Mrs Butler said the pair wandered up and down the South Gippsland Highway for 20 minutes looking for a phone or for someone who looked trustworthy, before going into an ANZ bank to seek help.
Staff at the bank got in contact with the school after trying to call Mrs Butler, who was already out searching for them.
“Thank goodness the kids were sensible enough to keep their heads together,” Mrs Butler said.
“You can’t imagine what I was thinking.
“They could have been hit by a car or picked up by a paedophile, who knows what could have happened.”
Mrs Butler said she was furious at the bus company, Cranbourne Transit, for leaving her kids stranded.

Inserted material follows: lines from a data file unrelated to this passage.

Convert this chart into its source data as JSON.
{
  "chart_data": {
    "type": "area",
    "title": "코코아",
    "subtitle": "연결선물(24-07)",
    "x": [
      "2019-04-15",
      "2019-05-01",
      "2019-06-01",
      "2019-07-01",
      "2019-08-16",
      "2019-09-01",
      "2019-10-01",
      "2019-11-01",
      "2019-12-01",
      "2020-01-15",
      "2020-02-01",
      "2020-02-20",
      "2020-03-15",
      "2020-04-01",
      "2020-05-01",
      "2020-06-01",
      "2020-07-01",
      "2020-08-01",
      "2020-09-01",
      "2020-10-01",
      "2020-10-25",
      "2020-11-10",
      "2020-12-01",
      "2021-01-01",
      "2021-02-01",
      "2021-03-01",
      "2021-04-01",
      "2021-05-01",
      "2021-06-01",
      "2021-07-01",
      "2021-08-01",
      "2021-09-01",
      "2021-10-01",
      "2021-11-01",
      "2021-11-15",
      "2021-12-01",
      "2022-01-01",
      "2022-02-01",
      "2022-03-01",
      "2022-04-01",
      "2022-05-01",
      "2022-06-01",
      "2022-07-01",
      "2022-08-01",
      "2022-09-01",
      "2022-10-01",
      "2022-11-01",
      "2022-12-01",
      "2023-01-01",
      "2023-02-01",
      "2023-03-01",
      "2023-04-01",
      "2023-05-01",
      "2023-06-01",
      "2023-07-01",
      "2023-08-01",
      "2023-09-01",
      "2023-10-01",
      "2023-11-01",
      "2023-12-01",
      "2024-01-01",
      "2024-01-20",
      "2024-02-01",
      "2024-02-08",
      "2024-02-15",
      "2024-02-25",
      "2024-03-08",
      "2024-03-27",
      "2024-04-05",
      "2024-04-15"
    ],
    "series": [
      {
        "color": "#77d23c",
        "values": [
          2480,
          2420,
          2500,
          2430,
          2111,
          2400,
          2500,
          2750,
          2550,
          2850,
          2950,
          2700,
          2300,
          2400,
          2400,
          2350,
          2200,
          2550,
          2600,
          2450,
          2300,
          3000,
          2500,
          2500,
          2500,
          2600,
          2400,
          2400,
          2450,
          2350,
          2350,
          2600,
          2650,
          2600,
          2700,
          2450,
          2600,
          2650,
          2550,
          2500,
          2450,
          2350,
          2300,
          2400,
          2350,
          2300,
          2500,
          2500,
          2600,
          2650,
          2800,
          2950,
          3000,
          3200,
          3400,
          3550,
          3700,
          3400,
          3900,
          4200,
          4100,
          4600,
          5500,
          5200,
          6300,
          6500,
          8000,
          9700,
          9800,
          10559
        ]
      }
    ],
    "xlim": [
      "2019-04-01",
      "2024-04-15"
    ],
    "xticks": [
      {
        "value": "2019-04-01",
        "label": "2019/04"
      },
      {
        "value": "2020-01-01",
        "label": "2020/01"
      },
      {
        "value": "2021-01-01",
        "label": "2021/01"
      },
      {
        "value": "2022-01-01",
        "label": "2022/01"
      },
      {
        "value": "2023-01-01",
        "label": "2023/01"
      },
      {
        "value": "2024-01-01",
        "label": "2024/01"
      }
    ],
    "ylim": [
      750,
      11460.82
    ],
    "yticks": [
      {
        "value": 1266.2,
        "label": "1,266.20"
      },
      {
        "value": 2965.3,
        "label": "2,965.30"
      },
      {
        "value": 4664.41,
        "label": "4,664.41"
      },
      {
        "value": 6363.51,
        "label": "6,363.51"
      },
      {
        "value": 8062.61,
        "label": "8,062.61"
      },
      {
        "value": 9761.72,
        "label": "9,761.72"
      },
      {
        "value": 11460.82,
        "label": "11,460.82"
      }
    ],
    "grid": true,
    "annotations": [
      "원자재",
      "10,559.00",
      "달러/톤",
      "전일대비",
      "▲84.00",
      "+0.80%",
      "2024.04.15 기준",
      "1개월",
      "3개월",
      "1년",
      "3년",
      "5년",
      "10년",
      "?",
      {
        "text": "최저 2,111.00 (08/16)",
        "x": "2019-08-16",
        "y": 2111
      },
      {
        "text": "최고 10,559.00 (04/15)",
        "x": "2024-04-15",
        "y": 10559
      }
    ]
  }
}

“Why Cranbourne of all places? Why didn’t (the driver) take them to the depot or the school or call 000?
“I’m just relieved that nothing happened and we’re not talking about the kids lying in intensive care or worse.”
Mrs Butler said the worst part of the whole affair had been that the bus company had denied any wrongdoing by the driver.
“They said he had gone straight back to the depot and reported the incident but when I called them looking for my kids, it was the first they had heard about it.”
But Cranbourne Transit manager David Ratner told the media the bus driver did everything he could.
Mr Ratner said the driver had told the children which bus to catch to get back to their Narre Warren home.
He said the driver had dropped them at the bus depot on South Gippsland Highway after ensuring the children knew where they were going.
Mrs Butler said it would be some time before the children would catch the school bus again. “I think they’ll go back to after-school care now,” she said.